If I could pick who I pay my taxes to, the fire brigade wouldn’t be there at all
Buddy was in the tree in Mottingham, southeast London, until Patrick Schroth. of PS Tree Specialists, came out on Bank Holiday Monday to rescue him.
The tree surgeon said: “I was told the cat had been up there for three days and nights and it wasn’t going to hang on much longer.
“It’s a little girl’s cat at the end of the day, so you do what you can, don’t you?”
London Fire Brigade said firefighters had suggested a tree surgeon would be best placed to free the animal.
A spokesperson for the service said: “A crew from Eltham attended on Monday and the officer in charge looked at all options. The cat was higher than the traditional ladders carried on fire engines and an aerial ladder would not have been able to pitch close enough to affect a rescue.
“Firefighters explained the situation to the residents, suggested a tree surgeon might be able to help and left so that they were available for another emergency call.

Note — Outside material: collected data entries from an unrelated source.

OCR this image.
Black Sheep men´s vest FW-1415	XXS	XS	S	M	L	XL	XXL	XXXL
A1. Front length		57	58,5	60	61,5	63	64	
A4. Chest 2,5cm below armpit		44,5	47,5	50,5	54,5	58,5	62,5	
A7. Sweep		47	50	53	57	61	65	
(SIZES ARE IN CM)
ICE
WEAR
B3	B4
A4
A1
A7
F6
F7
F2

“Firefighters are animal lovers and two of the five firefighters who attended the scene are cat owners themselves. We’re very happy to see the safe return of the cat and the old adage of not seeing cat skeletons at the bottom of trees remains true.”
An RSPCA spokesperson said: “As a charity we have limited resources, and over the new year weekend our animal rescue officer was called to a number of critical emergencies, including four foxes suffering with injured legs, a swan with a neck injury, a pigeon with a broken wing, and six orphan kittens abandoned in a car park.
“She was in touch with the cat’s owner and understood that the cat did not appear to be injured, and a fire service and a tree surgeon were being contacted.
“A second animal rescue officer followed up with a call yesterday (Tuesday 4 January) and we were really pleased to hear the cat was down from the tree, safe and uninjured.”